Rachel - one of the things that struck me about this book was that as a reviewer, there was so much to say about it, more than I had the space for. I really could have written pages of response. One small comment that I didn't manage to get in: you mention in the introduction that, without doing a tally, it would seem like most of Australia's best known female artists have been childless. I found myself wondering about the post-war Aust. generation - people like Dorrit Black and Thea Proctor in particular. As Drusilla Modjeska writes, there's a correlation between the flowering of female artistic talent in the 30s-40s (in literature too) and a generation of men broken by war. Many women didn't get married or have children because their husbands and lovers had been killed or maimed. I suspect that it is still difficult for most women artists to avoid painful situations relating to love and fertility whether or not they end up having children. I would be interested to know if people are aware of comparable histories of male artists experiencing suffering to do with having or not having children.
Anyway, there's so much to say. I loved this book, so my heartfelt thanks for writing it.
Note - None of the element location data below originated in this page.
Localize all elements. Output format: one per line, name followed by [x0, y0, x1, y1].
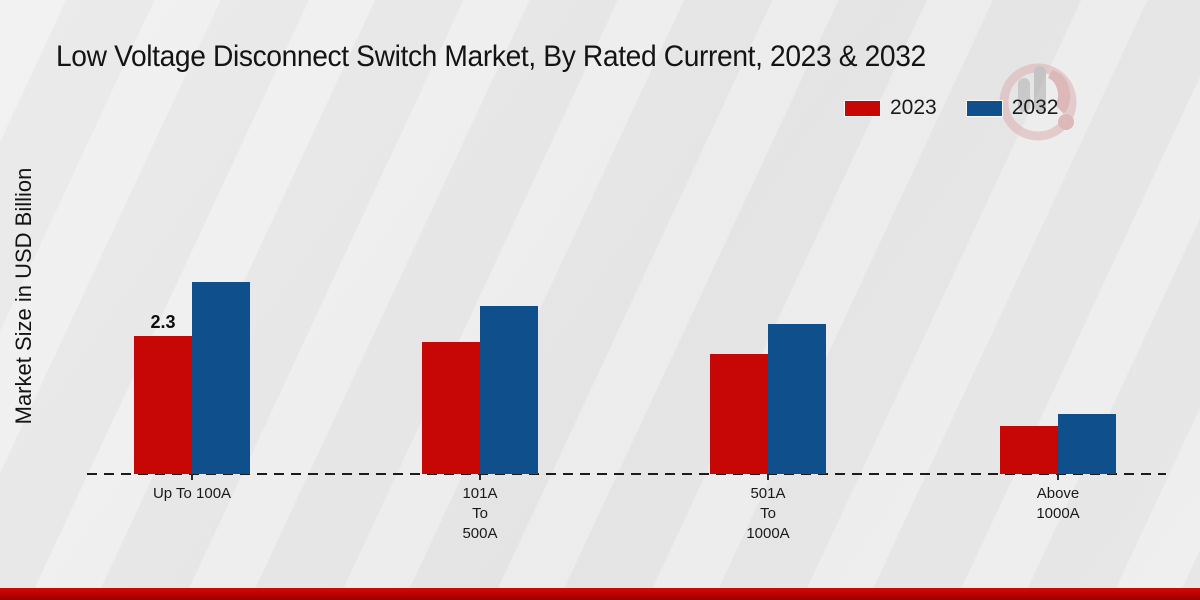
bar-2023-up-to-100a: [134, 336, 192, 474]
bar-2032-501a-to-1000a: [768, 324, 826, 474]
x-axis-category-label: 101A To 500A: [462, 485, 498, 542]
bar-2023-501a-to-1000a: [710, 354, 768, 474]
x-axis-tick: [1057, 475, 1059, 480]
legend-item-2023: 2023: [845, 96, 937, 120]
x-axis-baseline: [87, 473, 1166, 475]
market-research-watermark-logo: [992, 52, 1088, 153]
bar-2032-up-to-100a: [192, 282, 250, 474]
legend-label-2023: 2023: [890, 96, 937, 119]
x-axis-category-label: Up To 100A: [152, 485, 232, 502]
bar-2032-101a-to-500a: [480, 306, 538, 474]
x-axis-category-label: 501A To 1000A: [746, 485, 790, 542]
bar-value-label: 2.3: [150, 312, 176, 332]
x-axis-tick: [767, 475, 769, 480]
legend: 2023 2032: [845, 96, 1058, 120]
bar-2023-101a-to-500a: [422, 342, 480, 474]
bottom-accent-bar: [0, 588, 1200, 600]
legend-label-2032: 2032: [1011, 96, 1059, 119]
chart-title: Low Voltage Disconnect Switch Market, By…: [56, 40, 926, 73]
x-axis-tick: [191, 475, 193, 480]
x-axis-category-label: Above 1000A: [1036, 485, 1080, 522]
legend-item-2032: 2032: [966, 96, 1059, 120]
bar-2032-above-1000a: [1058, 414, 1116, 474]
bar-2023-above-1000a: [1000, 426, 1058, 474]
legend-swatch-2032: [966, 100, 1002, 116]
legend-swatch-2023: [845, 100, 880, 116]
x-axis-tick: [479, 475, 481, 480]
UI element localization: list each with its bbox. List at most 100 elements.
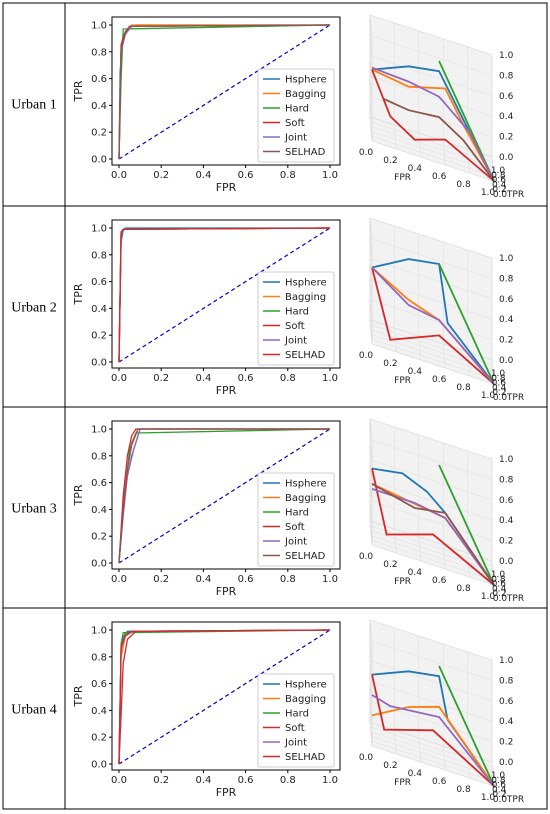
table-row: Urban 40.0 0.2 0.4 0.6 0.8 1.00.00.20.40.60.8… bbox=[11, 619, 524, 805]
legend-entry: Soft bbox=[285, 321, 305, 332]
x-axis-label: FPR bbox=[216, 585, 237, 598]
legend-entry: Hard bbox=[285, 709, 309, 720]
z-tick-label: 0.2 bbox=[499, 738, 513, 748]
surface-curve bbox=[371, 267, 495, 385]
roc-3d-plot: 0.00.20.40.60.81.0FPR0.00.20.40.60.81.0T… bbox=[359, 217, 524, 403]
fpr-tick-label: 1.0 bbox=[481, 592, 496, 602]
fpr-tick-label: 1.0 bbox=[481, 793, 496, 803]
z-tick-label: 1.0 bbox=[499, 51, 514, 61]
x-tick-label: 0.4 bbox=[195, 574, 211, 585]
fpr-tick-label: 0.6 bbox=[432, 576, 447, 586]
z-tick-label: 0.0 bbox=[499, 758, 514, 768]
fpr-axis-label: FPR bbox=[394, 376, 411, 386]
surface-curve bbox=[438, 263, 495, 385]
grid-line bbox=[369, 479, 493, 521]
roc-3d-plot: 0.00.20.40.60.81.0FPR0.00.20.40.60.81.0T… bbox=[359, 14, 524, 200]
legend-entry: Hard bbox=[285, 104, 309, 115]
roc-3d-plot: 0.00.20.40.60.81.0FPR0.00.20.40.60.81.0T… bbox=[359, 619, 524, 805]
legend-entry: Hsphere bbox=[285, 680, 327, 691]
x-tick-label: 1.0 bbox=[322, 775, 338, 786]
tpr-tick-label: 1.0 bbox=[491, 570, 506, 580]
y-tick-label: 0.8 bbox=[91, 451, 107, 462]
surface-curve bbox=[371, 266, 495, 385]
z-tick-label: 0.8 bbox=[499, 274, 514, 284]
grid-line bbox=[369, 278, 493, 320]
legend-entry: Bagging bbox=[285, 493, 326, 504]
x-tick-label: 1.0 bbox=[322, 170, 338, 181]
roc-plot: 0.0 0.2 0.4 0.6 0.8 1.0 0.0 0.2 0.4 0.6 0.8 1.0 FPR T… bbox=[72, 621, 341, 799]
legend-box bbox=[257, 271, 335, 366]
tpr-tick-label: 0.6 bbox=[492, 379, 507, 389]
z-tick-label: 0.4 bbox=[499, 315, 514, 325]
fpr-tick-label: 0.2 bbox=[383, 560, 397, 570]
fpr-tick-label: 0.8 bbox=[456, 180, 471, 190]
fpr-tick-label: 0.6 bbox=[432, 172, 447, 182]
tpr-tick-label: 0.2 bbox=[492, 589, 506, 599]
fpr-tick-label: 0.4 bbox=[408, 568, 423, 578]
grid-line bbox=[369, 459, 493, 501]
grid-line bbox=[369, 701, 493, 742]
grid-line bbox=[370, 525, 493, 567]
fpr-axis-label: FPR bbox=[394, 173, 411, 183]
legend-entry: Soft bbox=[285, 118, 305, 129]
y-tick-label: 0.0 bbox=[91, 760, 107, 771]
y-tick-label: 1.0 bbox=[91, 425, 107, 436]
z-tick-label: 0.0 bbox=[499, 557, 514, 567]
surface-curve bbox=[383, 98, 495, 182]
legend-entry: Joint bbox=[284, 738, 307, 749]
tpr-tick-label: 1.0 bbox=[491, 771, 506, 781]
surface-curve bbox=[371, 66, 495, 182]
surface-curve bbox=[371, 705, 495, 787]
x-tick-label: 0.6 bbox=[238, 373, 254, 384]
grid-line bbox=[371, 135, 494, 177]
grid-line bbox=[371, 535, 494, 576]
legend-entry: Bagging bbox=[285, 292, 326, 303]
grid-line bbox=[369, 75, 493, 117]
tpr-tick-label: 1.0 bbox=[491, 369, 506, 379]
grid-line bbox=[371, 544, 495, 586]
legend-entry: Soft bbox=[285, 723, 305, 734]
grid-line bbox=[371, 131, 494, 172]
surface-curve bbox=[371, 674, 495, 787]
grid-line bbox=[369, 96, 493, 137]
fpr-axis-label: FPR bbox=[394, 577, 411, 587]
y-tick-label: 1.0 bbox=[91, 224, 107, 235]
roc-plot: 0.0 0.2 0.4 0.6 0.8 1.0 0.0 0.2 0.4 0.6 0.8 1.0 FPR T… bbox=[72, 219, 341, 397]
grid-line bbox=[369, 619, 493, 661]
tpr-axis-label: TPR bbox=[506, 393, 524, 403]
grid-line bbox=[371, 740, 494, 782]
grid-line bbox=[370, 121, 493, 163]
grid-line bbox=[369, 55, 493, 97]
z-tick-label: 0.2 bbox=[499, 336, 513, 346]
grid-line bbox=[371, 140, 495, 182]
z-tick-label: 0.6 bbox=[499, 92, 514, 102]
fpr-tick-label: 0.4 bbox=[408, 164, 423, 174]
y-tick-label: 0.4 bbox=[91, 505, 107, 516]
grid-line bbox=[369, 238, 493, 279]
grid-line bbox=[371, 343, 495, 385]
legend-entry: Hard bbox=[285, 307, 309, 318]
fpr-tick-label: 0.4 bbox=[408, 769, 423, 779]
legend-entry: Joint bbox=[284, 537, 307, 548]
x-tick-label: 0.4 bbox=[195, 775, 211, 786]
legend-entry: SELHAD bbox=[285, 752, 326, 763]
fpr-tick-label: 0.6 bbox=[432, 375, 447, 385]
tpr-tick-label: 0.4 bbox=[492, 785, 507, 795]
y-tick-label: 0.8 bbox=[91, 250, 107, 261]
grid-line bbox=[370, 126, 493, 167]
fpr-axis-label: FPR bbox=[394, 778, 411, 788]
fpr-tick-label: 0.2 bbox=[383, 359, 397, 369]
grid-line bbox=[369, 258, 493, 300]
x-tick-label: 0.2 bbox=[153, 373, 169, 384]
tpr-tick-label: 0.0 bbox=[493, 393, 508, 403]
fpr-tick-label: 0.2 bbox=[383, 156, 397, 166]
x-tick-label: 0.0 bbox=[111, 775, 127, 786]
legend-box bbox=[257, 472, 335, 567]
y-tick-label: 0.0 bbox=[91, 559, 107, 570]
grid-line bbox=[369, 439, 493, 480]
x-tick-label: 0.6 bbox=[238, 574, 254, 585]
y-axis-label: TPR bbox=[72, 685, 85, 707]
I hope my review does it justice because the writing of it got cut short by, you guessed it . . . picking up the kids.
all good wishes, Rachel Cunneen
Rachel, thank you so much for your comments and sorry that I didn't see this message earlier. I worked for The Canberra Times for six years, so it would be lovely if they an a review.
I agree there would have been very complex reasons why women of that era didn't marry or have children, the war playing a significant part. Interestingly, my previous book was about an modernist artist, Alison Rehfisch, who left her husband and young daughter to move to England, where you essentially needed to make it as an artist in order to be taken seriously anywhere. So many things have changed that mean women now don't have to make such stark choices about the course of their lives. Though, as you say, women continue to have to make painful choices about their emotional lives--and I suspect artists are inclined to question their choices deeply.
As you say, many men's artistic careers were cut short by war--while women's working lives blossomed. I think there would be so many fascinating stories about male artists' lives in relation to negotiating their other 'responsibilities', including family and the pressure to be chief breadwinners. I am reading the biography of Assia Wevill (the woman Ted Hughes left Sylvia Plath for)--certainly his life is a fascinating look at the situation for a male artist/sole father (and interesting to compare to, say, painter Stella Bowen's life as a single mother/artist around the same time). Her book 'Drawn From Life' is well worth a read!
Anyway, thank you so much for your positive feedback and for penning a review, Rachel--I very much look forward to reading it!